Union Rescue Mission and Skid Row
Union Rescue Mission (URM) is one of the largest missions of its kind in America — bringing help and hope to men, women, and children experiencing homelessness in Downtown Los Angeles. URM was founded in 1891 by Lyman Stewart, president and
founder of Union Oil Company. George A. Hilton served as the first superintendent of the Mission, originally known as the Pacific Gospel Union. During those early days, URM took to the streets in gospel wagons to offer food, clothing, and salvation to the less fortunate. Over the years, URM has continued and expanded its efforts to feed both the body and the soul, helping individuals and families break the cycle of poverty and achieve self-sufficiency.
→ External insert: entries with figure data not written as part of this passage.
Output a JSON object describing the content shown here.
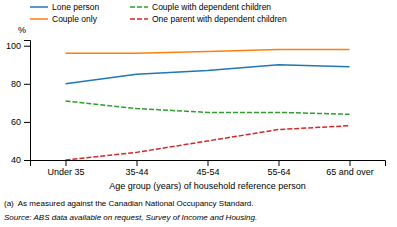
{
  "chart_data": {
    "type": "line",
    "categories": [
      "Under 35",
      "35-44",
      "45-54",
      "55-64",
      "65 and over"
    ],
    "series": [
      {
        "name": "Lone person",
        "values": [
          80,
          85,
          87,
          90,
          89
        ],
        "line_style": "solid"
      },
      {
        "name": "Couple only",
        "values": [
          96,
          96,
          97,
          98,
          98
        ],
        "line_style": "solid"
      },
      {
        "name": "Couple with dependent children",
        "values": [
          71,
          67,
          65,
          65,
          64
        ],
        "line_style": "dashed"
      },
      {
        "name": "One parent with dependent children",
        "values": [
          40,
          44,
          50,
          56,
          58
        ],
        "line_style": "dashed"
      }
    ],
    "ylabel": "%",
    "xlabel": "Age group (years) of household reference person",
    "ylim": [
      40,
      103
    ],
    "yticks": [
      40,
      60,
      80,
      100
    ],
    "grid": false,
    "legend": "top",
    "annotations": [
      "(a)  As measured against the Canadian National Occupancy Standard.",
      "Source: ABS data available on request, Survey of Income and Housing."
    ]
  }
}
This 54-block area in downtown Los Angeles became Skid Row in the late 1800s — which was when Union Rescue Mission first opened its doors. This particular area was an ideal congregating spot for hobos, aimless rail riders, transient workers, and people running away from past lives because it was the last stop on the train for the whole country. Daily rate hotels and various entertainments (mostly bars and brothels) catered to the culture of rail riders who were transient by nature.
There may be several definitions of the boundaries of Skid Row, but the one we see to be most accurate and widely accepted is 3rd and 7th Streets, to the North and South, and Alameda and Main, to the East and West, respectively. The image on the left is from 1914, showing the Union Rescue Mission’s gospel wagon distributing food at the corner of First and Los Angeles Streets.